3-les autres demandes
– la salaire moyen
Il sera fait droit à la demande de la salarié de faire fixer son salaire moyen à 4 005 euros, comme cela ressort effectivement des fiches de paie de novembre 2014 à décembre 2013, étant toutefois observé que ce salaire moyen ne peut servir de base à l’indemnité compensatrice de préavis ni aux dommages et intérêts comme indiqué plus haut.
– l’application des dispositions de l’article 1235-4 du code du travail
Compte tenu de l’effectif de l’entreprise supérieur à 11 selon l’attestation Pôle emploi et au regard de l’ancienneté de la salariée, les conditions s’avèrent réunies pour condamner l’employeur, en application de l’article L.1235-4 du code du travail, à rembourser à Pôle Emploi les indemnités de chômage versées du jour de son licenciement jusqu’au jour de la décision judiciaire, dans la limite de six mois d’indemnités.
– les intérêts
Les condamnations seront assortis des intérêts de droit, capitalisés comme il sera dit au dispositif.
– la remise des documents de fin de contrat
Sans astreinte, l’employeur sera condamné à remettre à la salariée un bulletin de paie, une attestation France travail, un certificat de travail conformes au présent arrêt.

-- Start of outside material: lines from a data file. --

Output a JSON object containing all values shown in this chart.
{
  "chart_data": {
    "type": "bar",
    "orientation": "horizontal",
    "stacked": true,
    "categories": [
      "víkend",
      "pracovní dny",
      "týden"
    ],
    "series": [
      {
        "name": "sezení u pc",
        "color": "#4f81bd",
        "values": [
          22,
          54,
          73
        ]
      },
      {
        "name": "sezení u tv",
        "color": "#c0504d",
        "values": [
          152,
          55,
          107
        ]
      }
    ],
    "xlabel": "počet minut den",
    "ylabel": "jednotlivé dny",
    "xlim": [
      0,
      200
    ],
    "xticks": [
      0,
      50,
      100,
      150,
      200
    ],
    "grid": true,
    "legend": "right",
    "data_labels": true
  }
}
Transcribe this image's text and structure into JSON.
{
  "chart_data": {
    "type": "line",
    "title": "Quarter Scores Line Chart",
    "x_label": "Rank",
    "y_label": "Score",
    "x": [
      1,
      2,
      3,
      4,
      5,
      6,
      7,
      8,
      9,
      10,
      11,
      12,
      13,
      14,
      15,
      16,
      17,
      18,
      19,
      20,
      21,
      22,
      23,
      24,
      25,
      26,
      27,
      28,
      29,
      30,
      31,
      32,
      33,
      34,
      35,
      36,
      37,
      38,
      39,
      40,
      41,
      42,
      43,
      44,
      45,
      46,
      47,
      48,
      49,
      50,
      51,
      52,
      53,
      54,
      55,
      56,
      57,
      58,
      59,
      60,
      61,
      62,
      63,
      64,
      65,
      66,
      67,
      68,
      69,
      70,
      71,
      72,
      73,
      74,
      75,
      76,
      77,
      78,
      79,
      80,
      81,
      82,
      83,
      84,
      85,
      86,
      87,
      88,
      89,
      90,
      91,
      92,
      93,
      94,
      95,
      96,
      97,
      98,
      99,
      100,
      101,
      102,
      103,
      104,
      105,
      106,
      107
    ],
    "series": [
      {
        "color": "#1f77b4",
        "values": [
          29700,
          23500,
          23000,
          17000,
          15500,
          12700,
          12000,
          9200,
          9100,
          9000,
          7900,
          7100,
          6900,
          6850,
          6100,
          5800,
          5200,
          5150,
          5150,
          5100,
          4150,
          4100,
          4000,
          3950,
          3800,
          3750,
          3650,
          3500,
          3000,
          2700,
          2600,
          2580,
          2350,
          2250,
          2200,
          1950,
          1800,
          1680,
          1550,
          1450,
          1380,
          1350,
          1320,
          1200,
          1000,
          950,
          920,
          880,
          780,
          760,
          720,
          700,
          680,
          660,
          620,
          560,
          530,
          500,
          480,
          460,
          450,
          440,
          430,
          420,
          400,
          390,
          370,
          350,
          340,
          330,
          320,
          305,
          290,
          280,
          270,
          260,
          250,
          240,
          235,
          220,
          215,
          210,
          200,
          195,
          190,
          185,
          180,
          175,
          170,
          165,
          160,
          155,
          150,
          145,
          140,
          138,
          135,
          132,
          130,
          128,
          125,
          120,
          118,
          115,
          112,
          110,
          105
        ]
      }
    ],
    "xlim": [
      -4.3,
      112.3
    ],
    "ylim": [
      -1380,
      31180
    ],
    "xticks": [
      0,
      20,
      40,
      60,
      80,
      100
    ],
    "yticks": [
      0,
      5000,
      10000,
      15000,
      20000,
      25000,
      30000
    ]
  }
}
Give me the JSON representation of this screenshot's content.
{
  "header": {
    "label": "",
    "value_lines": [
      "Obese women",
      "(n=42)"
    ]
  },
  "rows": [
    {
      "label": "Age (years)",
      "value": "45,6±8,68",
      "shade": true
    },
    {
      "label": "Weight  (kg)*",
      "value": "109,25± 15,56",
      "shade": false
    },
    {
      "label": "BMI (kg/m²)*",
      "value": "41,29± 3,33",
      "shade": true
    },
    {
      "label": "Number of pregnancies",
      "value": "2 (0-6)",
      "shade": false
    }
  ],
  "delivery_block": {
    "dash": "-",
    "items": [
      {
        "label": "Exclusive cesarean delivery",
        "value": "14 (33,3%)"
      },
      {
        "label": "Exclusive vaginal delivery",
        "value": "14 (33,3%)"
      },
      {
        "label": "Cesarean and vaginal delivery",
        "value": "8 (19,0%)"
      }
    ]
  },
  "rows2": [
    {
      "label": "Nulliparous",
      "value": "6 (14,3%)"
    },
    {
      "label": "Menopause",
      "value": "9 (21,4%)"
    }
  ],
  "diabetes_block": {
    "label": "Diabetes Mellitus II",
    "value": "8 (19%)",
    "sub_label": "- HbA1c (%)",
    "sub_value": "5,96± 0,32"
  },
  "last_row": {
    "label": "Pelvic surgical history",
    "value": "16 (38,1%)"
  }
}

– les frais irrépétibles et les dépens
L’employeur qui succombe au sens de l’article 696 du code de procédure civile, supportera les dépens et sera condamné à payer à la salariée la somme de 5 000 euros en remboursement de ses frais irrépétibles de première instance et d’appel.
PAR CES MOTIFS
la cour statuant publiquement, contradictoirement et après en avoir délibéré conformément à la loi,
Confirme le jugement rendu le 6 juillet 2021 par le conseil de prud’hommes de Bobigny en ce qu’il a débouté Mme [M] de sa demande d’indemnité forfaitaire de travail dissimulé, et la SARL Hygie conseils de sa demande de remboursement de ses frais irrépétibles ;
Infirme le surplus du jugement déféré ;
statuant à nouveau, dans la limite des chefs d’infirmation,
Fixe à 4 005 euros le montant du salaire mensuel moyen ;
Juge nul le licenciement de Mme [T] [M] par la SARL Hygie Conseils ;
Condamne avec intérêts au taux légal à compter du 15 décembre 2016, date de la demande valant mise en demeure, la SARL Hygie Conseils à payer à Mme [T] [M] les sommes suivantes :
– 26 061,82 euros au titre des heures supplémentaires pour les années 2012, 2013 et 2014,
– 2 606,18 euros au titre de l’indemnité compensatrice de congés payés afférents,
– 11 491,05 euros au titre de l’indemnité compensatrice de préavis,
– 1 149,10 euros au titre de l’indemnité compensatrice de congés payés afférents ;
Condamne avec intérêts au taux légal à compter du présent arrêt, la SARL Hygie Conseils à payer à Mme [T] [M] les sommes suivantes :
– 10 000 euros à titre de dommages et intérêts en réparation des préjudices nés du harcèlement moral,
– 5 000 euros à titre de dommages et intérêts en réparation des préjudices nés du manquement par l’employeur à son obligation de prévention du harcèlement moral,
– 50 000 euros en réparation des préjudices nés du licenciement nul ;
Ordonne la capitalisation des intérêts dans les conditions de l’article 1343-2 du code civil ;
Ordonne le remboursement, par la SARL Hygie Conseils à Pôle Emploi devenu France travail, des indemnités de chômage servies à la salariée, du jour de son licenciement jusqu’au jour de la présente décision, dans la limite de six mois d’indemnités ;
Condamne la SARL Hygie Conseils à remettre à la salariée un buletin de paie, une attestation France Travail et un certificat de travail conformes au présente arrêt ;
Déboute la SARL Hygie Conseils de sa demande de remboursement de ses frais irrépétibles d’appel ;
Condamne la SARL Hygie Conseils à payer à Mme [T] [M] la somme de 5 000 euros en remboursement de ses frais irrépétibles de première instance et d’appel ;
Condamne la SARL Hygie Conseils aux dépens de première instance et d’appel.